Interferon-alpha (IFN-alpha) is one of the most effective therapeutic agents for a number of hematological malignancies, including chronic myelogenous leukemia (CML). Nevertheless, its efficacy is limited because of the development of resistance to IFN-alpha therapy. Previously, we established the novel human CML cell line KT-1, which is sensitive to the antiproliferative effects of IFN-alpha. Here, we report the establishment of an IFN-alpha-resistant subline, KT-1/A3R alpha 1000, by culturing KT-1/A3 cells (IFN-alpha-sensitive subline of KT-1) with increasing concentrations of IFN-alpha, in order to analyze the mechanism of acquisition of IFN-alpha resistance in CML cells after IFN-alpha therapy. We developed an IFN-alpha-resistant tumor cell variant, KT-1/A3R alpha 1000, from the KT-1/A3 cell line by culturing cells with increasing concentrations of IFN-alpha. This subline was examined for its ability to proliferate and its resistance to apoptosis in high concentrations of IFN-alpha.
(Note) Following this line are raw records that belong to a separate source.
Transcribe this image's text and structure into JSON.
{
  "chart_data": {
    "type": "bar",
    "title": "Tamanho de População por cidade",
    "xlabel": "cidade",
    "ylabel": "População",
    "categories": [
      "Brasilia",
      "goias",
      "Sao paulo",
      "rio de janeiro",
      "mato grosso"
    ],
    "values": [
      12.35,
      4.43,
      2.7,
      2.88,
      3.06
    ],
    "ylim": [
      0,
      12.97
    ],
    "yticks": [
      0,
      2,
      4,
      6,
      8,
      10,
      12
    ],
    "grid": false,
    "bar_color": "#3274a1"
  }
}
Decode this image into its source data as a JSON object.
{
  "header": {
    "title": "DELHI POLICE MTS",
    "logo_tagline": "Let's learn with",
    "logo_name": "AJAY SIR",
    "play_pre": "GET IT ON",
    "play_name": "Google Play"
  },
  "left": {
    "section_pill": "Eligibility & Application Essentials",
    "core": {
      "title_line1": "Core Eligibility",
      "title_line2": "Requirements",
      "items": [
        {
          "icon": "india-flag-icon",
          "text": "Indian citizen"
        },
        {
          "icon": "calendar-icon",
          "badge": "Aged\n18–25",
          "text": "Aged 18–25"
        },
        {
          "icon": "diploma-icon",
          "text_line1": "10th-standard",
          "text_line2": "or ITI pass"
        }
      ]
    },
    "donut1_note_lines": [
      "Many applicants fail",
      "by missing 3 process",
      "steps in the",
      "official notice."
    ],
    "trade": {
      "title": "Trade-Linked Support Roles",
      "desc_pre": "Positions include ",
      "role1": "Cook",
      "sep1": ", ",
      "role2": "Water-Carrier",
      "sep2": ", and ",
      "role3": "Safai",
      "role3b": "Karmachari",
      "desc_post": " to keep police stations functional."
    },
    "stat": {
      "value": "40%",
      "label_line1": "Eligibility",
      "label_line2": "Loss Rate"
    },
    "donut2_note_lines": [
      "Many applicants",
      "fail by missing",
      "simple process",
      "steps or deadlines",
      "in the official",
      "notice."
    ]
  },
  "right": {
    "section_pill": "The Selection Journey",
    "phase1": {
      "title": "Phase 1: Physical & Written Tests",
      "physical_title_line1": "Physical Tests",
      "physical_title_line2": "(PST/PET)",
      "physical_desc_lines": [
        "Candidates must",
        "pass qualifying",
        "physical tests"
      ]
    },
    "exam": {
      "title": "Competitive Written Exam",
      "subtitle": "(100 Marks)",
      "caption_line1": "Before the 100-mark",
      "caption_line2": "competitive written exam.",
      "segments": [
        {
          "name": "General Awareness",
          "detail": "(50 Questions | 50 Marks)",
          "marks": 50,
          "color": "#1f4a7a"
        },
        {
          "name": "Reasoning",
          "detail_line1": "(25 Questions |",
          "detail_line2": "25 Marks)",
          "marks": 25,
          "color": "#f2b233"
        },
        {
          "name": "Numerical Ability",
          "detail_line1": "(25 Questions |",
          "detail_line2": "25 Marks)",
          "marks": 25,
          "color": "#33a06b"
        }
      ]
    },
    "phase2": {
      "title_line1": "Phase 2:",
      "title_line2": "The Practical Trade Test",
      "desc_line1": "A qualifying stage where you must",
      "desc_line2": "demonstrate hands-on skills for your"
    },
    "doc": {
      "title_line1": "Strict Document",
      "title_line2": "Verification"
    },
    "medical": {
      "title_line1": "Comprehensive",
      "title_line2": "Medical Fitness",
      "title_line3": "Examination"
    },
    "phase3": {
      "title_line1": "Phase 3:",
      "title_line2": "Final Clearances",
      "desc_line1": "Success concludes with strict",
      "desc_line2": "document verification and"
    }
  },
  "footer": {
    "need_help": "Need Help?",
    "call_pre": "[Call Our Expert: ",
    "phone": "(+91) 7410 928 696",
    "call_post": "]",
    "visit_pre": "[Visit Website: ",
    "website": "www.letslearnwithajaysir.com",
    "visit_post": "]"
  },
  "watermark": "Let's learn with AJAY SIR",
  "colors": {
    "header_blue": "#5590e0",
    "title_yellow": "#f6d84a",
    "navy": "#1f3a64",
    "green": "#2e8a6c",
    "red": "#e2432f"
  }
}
The induction of the ISGF3 complex in response to IFN-alpha alpha in KT-1/A3R alpha 1000 was compared with that in the parental cell. The levels of interferon-stimulated gene factor 3 components (STAT1, STAT2, and p48) proteins and STAT2 tyrosine phosphorylation induced after IFN-alpha treatment were unchanged, but formation of the ISGF3 complex was remarkably reduced in KT-1/A3R alpha 1000 cells compared to parental cells. The KT-1/A3R alpha 1000 subline is a useful model for studying the mechanism of IFN-alpha resistance after IFN-alpha therapy.